Because Singapore is my home. Much as I do not like the way things are right now, I was born and bred here and even though there are many people who probably don’t deserve me putting my life on the line for, there are many others who like me were thrown into the open sea suddenly and we had to sink or swim. I don’t particularly see what I did as brave or heroic, but more of a necessity. Lives were at stake. If I did not speak up then, perhaps many would have felt lost and hopeless. Perhaps the lack of a single voice speaking up would demolish any ounce of fight they have in them to say "No" to what was being shafted down our throats. I may never know the impact of what I did. Perhaps the 3 deaths which I personally witnessed back in June last year gave me the conviction that enough is enough. We cannot continue to roll out these experimental injections without considering the potential risks and harm in them.Do I feel abandoned by people like Tim and Yin? Actually No. Because humanity is at war and the preservation of life is utmost. Of course, I wish more people would choose to stand here and fight these injustices but I cannot possibly want others to suffer together with me in this city without a soul. The people, many without a spine. Many would complain and just KBKB but would not actually do anything to make this country a better place. The good people like Gilbert Goh, who have been standing up for the needy in our society are being put behind bars for holding up a placard. I could go on and on and on. But it would be too depressing, the systematic erosion of our rights and liberties over the years which has robbed us of our constitutional freedom to speak and stand up for what we care about and believe.
If a country lost its ability for citizens to voice our dissent, to voice our concerns in a protest, then how else can we tell the government that it is NOT the will of the people that they are rolling out certain policies? After all, aren’t the elected supposed to act on behalf of the people and not to bulldoze and silence the voices of the rest of the electorate whom they have sworn to protect? What would be the signal to the government that this is not the people's will? What other recourse do we have left when petitions and letters to MPs etc have also fallen on deaf ears with NOT A SINGLE RESPONSE from a petition signed by more than 16,000 people?

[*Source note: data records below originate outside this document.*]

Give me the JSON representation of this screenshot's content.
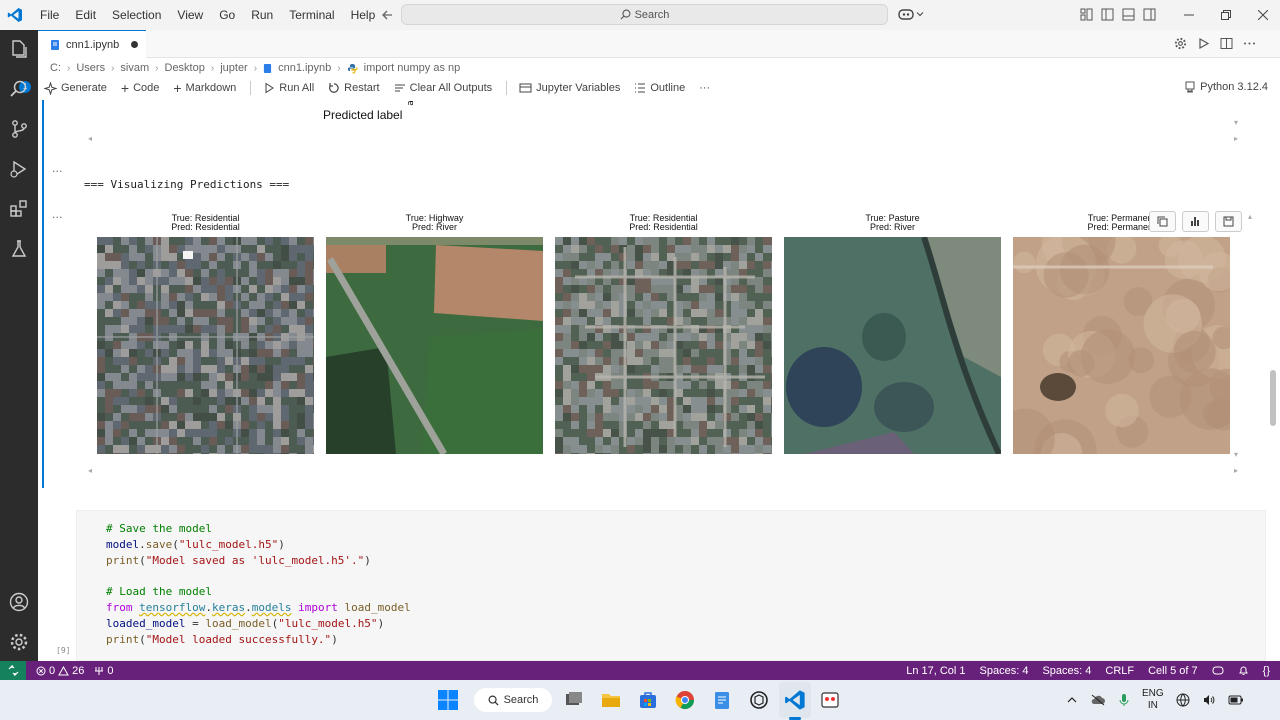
{
  "menu": [
    "File",
    "Edit",
    "Selection",
    "View",
    "Go",
    "Run",
    "Terminal",
    "Help"
  ],
  "search": {
    "label": "Search"
  },
  "tab": {
    "title": "cnn1.ipynb"
  },
  "breadcrumb": [
    "C:",
    "Users",
    "sivam",
    "Desktop",
    "jupter",
    "cnn1.ipynb",
    "import numpy as np"
  ],
  "toolbar": {
    "generate": "Generate",
    "code": "Code",
    "markdown": "Markdown",
    "run_all": "Run All",
    "restart": "Restart",
    "clear_outputs": "Clear All Outputs",
    "variables": "Jupyter Variables",
    "outline": "Outline",
    "more": "···",
    "kernel": "Python 3.12.4"
  },
  "output": {
    "predicted_label": "Predicted label",
    "tick_fragment": "a",
    "ellipsis": "...",
    "heading": "=== Visualizing Predictions ===",
    "predictions": [
      {
        "true": "True: Residential",
        "pred": "Pred: Residential",
        "kind": "residential"
      },
      {
        "true": "True: Highway",
        "pred": "Pred: River",
        "kind": "highway"
      },
      {
        "true": "True: Residential",
        "pred": "Pred: Residential",
        "kind": "residential2"
      },
      {
        "true": "True: Pasture",
        "pred": "Pred: River",
        "kind": "pasture"
      },
      {
        "true": "True: Permanent",
        "pred": "Pred: Permanent",
        "kind": "permanent"
      }
    ]
  },
  "code_cell": {
    "lines": [
      {
        "t": "# Save the model",
        "c": "com"
      },
      {
        "t": "model.save(\"lulc_model.h5\")",
        "c": "plain"
      },
      {
        "t": "print(\"Model saved as 'lulc_model.h5'.\")",
        "c": "plain"
      },
      {
        "t": "",
        "c": "plain"
      },
      {
        "t": "# Load the model",
        "c": "com"
      },
      {
        "t": "from tensorflow.keras.models import load_model",
        "c": "plain"
      },
      {
        "t": "loaded_model = load_model(\"lulc_model.h5\")",
        "c": "plain"
      },
      {
        "t": "print(\"Model loaded successfully.\")",
        "c": "plain"
      }
    ],
    "exec_count": "[9]"
  },
  "statusbar": {
    "errors": "0",
    "warnings": "26",
    "ports": "0",
    "position": "Ln 17, Col 1",
    "spaces1": "Spaces: 4",
    "spaces2": "Spaces: 4",
    "eol": "CRLF",
    "cell": "Cell 5 of 7"
  },
  "taskbar": {
    "search": "Search",
    "lang1": "ENG",
    "lang2": "IN"
  },
  "colors": {
    "accent": "#0078d4",
    "statusbar": "#68217a",
    "remote": "#16825d",
    "activity": "#2c2c2c"
  }
}
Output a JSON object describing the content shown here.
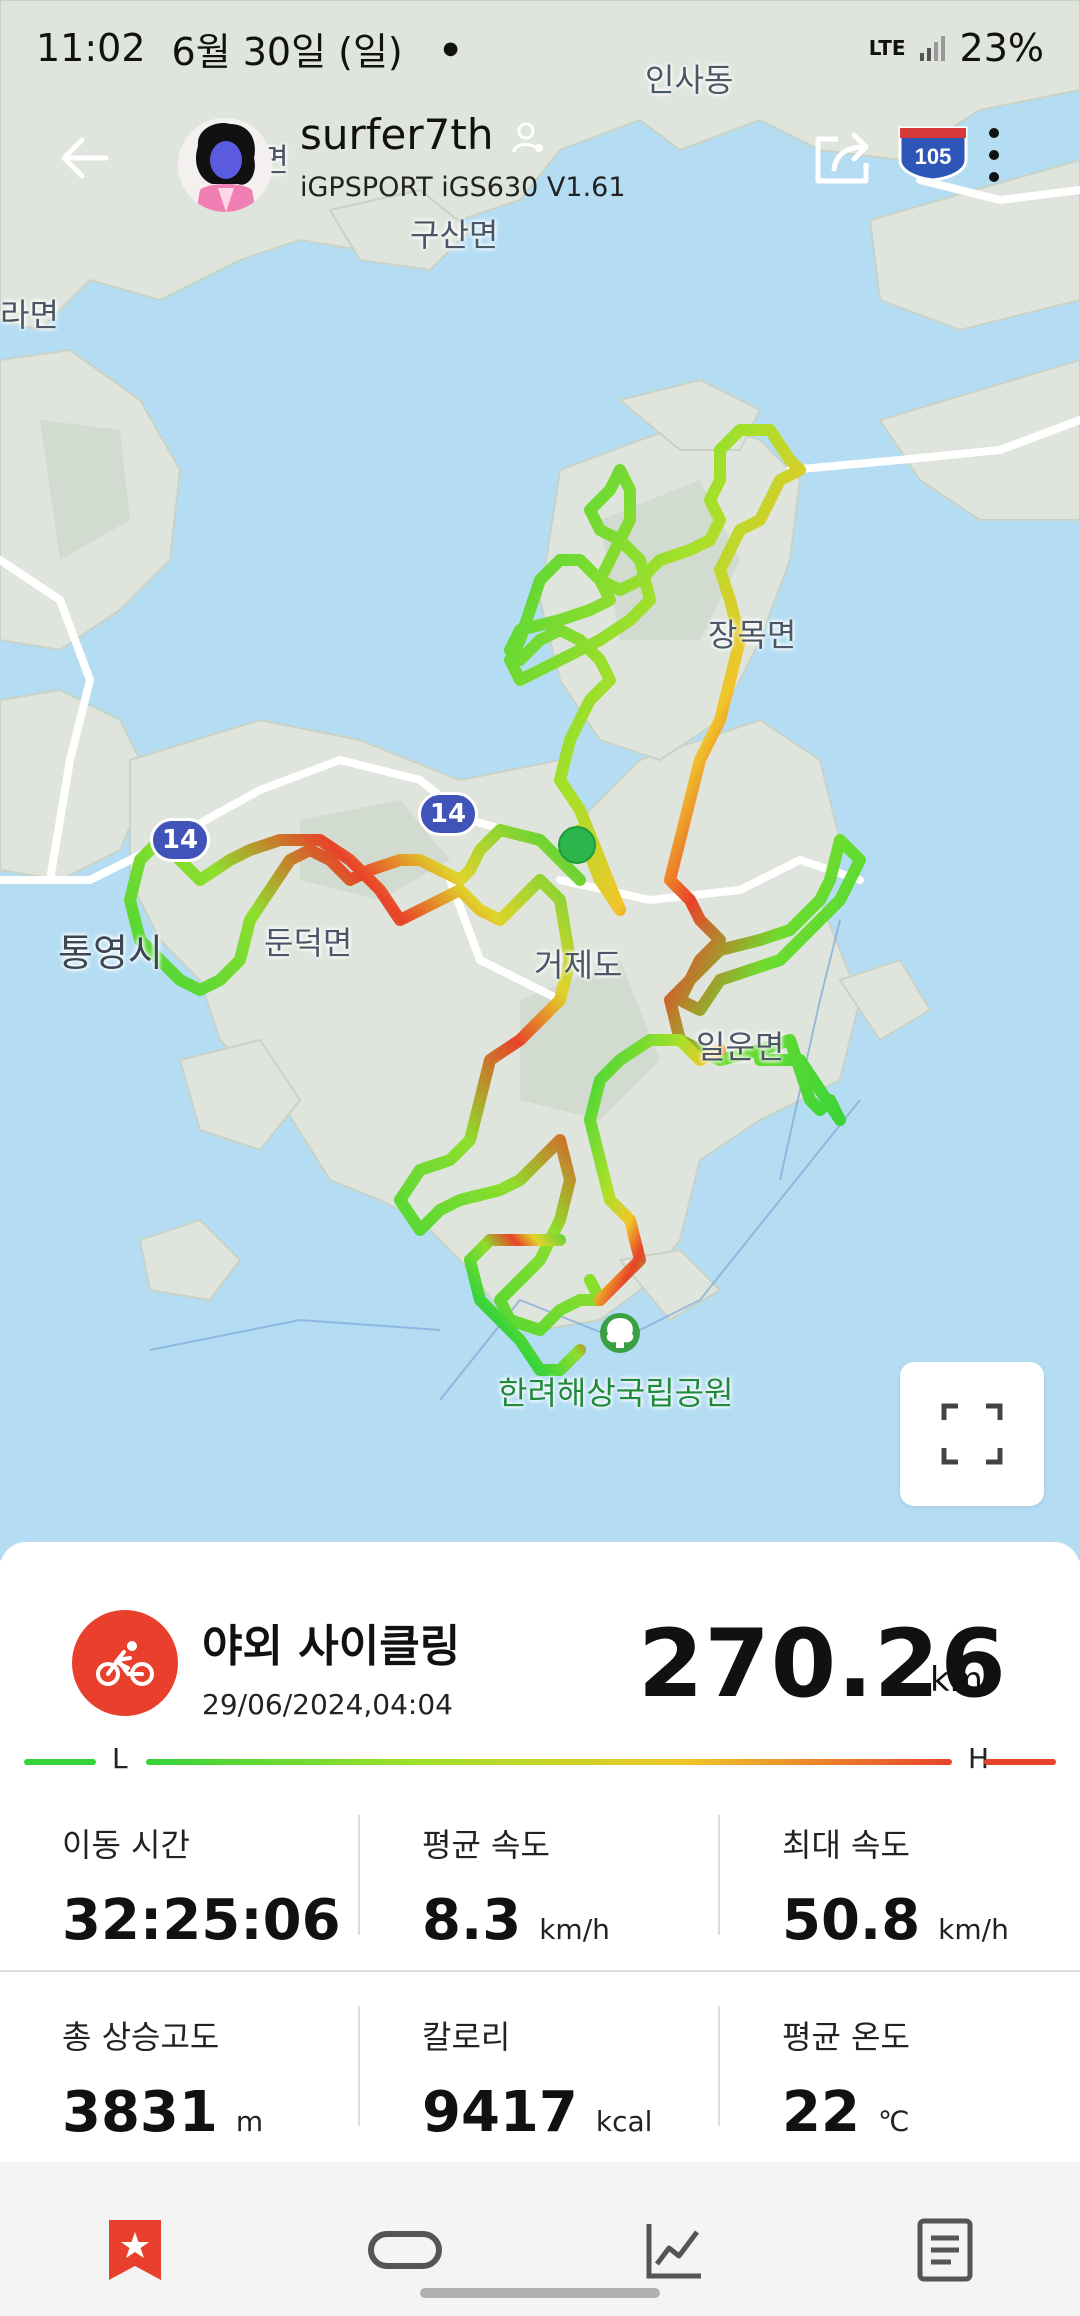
{
  "status_bar": {
    "time": "11:02",
    "date": "6월 30일 (일)",
    "network": "LTE",
    "battery": "23%"
  },
  "header": {
    "username": "surfer7th",
    "device": "iGPSPORT iGS630  V1.61"
  },
  "map": {
    "labels": {
      "insadong": "인사동",
      "dongmyeon": "동면",
      "gusanmyeon": "구산면",
      "ramyeon": "라면",
      "tongyeong": "통영시",
      "dundeok": "둔덕면",
      "geoje": "거제도",
      "jangmok": "장목면",
      "ilun": "일운면",
      "park": "한려해상국립공원"
    },
    "shields": {
      "route_14_a": "14",
      "route_14_b": "14",
      "route_105": "105"
    }
  },
  "activity": {
    "name": "야외 사이클링",
    "datetime": "29/06/2024,04:04",
    "distance": "270.26",
    "distance_unit": "km"
  },
  "legend": {
    "low": "L",
    "high": "H"
  },
  "stats": {
    "moving_time": {
      "label": "이동 시간",
      "value": "32:25:06",
      "unit": ""
    },
    "avg_speed": {
      "label": "평균 속도",
      "value": "8.3",
      "unit": "km/h"
    },
    "max_speed": {
      "label": "최대 속도",
      "value": "50.8",
      "unit": "km/h"
    },
    "total_ascent": {
      "label": "총 상승고도",
      "value": "3831",
      "unit": "m"
    },
    "calories": {
      "label": "칼로리",
      "value": "9417",
      "unit": "kcal"
    },
    "avg_temp": {
      "label": "평균 온도",
      "value": "22",
      "unit": "℃"
    }
  },
  "colors": {
    "accent": "#e9402e",
    "route_low": "#35d33a",
    "route_high": "#e8432a"
  },
  "icons": {
    "back": "arrow-left-icon",
    "share": "share-icon",
    "more": "more-vertical-icon",
    "fullscreen": "fullscreen-icon",
    "activity": "bicycle-icon",
    "nav": [
      "bookmark-icon",
      "lap-icon",
      "chart-icon",
      "document-icon"
    ]
  }
}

So while I held back my tears and bid Tim and Yin a final farewell, I told myself that I can only do my best at any point in time. I did what I could because I still have hope in people that sooner or later, they will also wake up and find the courage to do what they can. If not for this country, for themselves, for their families. So while many have encouraged others to flee overseas, I won’t ask you to stay or flee. I will only ask you to have a little hope, have a little faith and don’t give up on Singapore. Don’t give up on the rest of us who have no place to run. We are Singapore too and through the work at Healing the Divide, I have also come to see generosity. I have seen community. I have seen courage. And it is that which gives me hope for a better tomorrow, a better Singapore.
Finally, why should we be the ones to uproot and leave? Isn't Singapore our home too? Maybe the people who have done this to us should leave office instead because they have not shown throughout this pandemic to have cared for the people they have indiscriminately discriminated with these inhumane VDMs and have caused the greatest exodus of our times.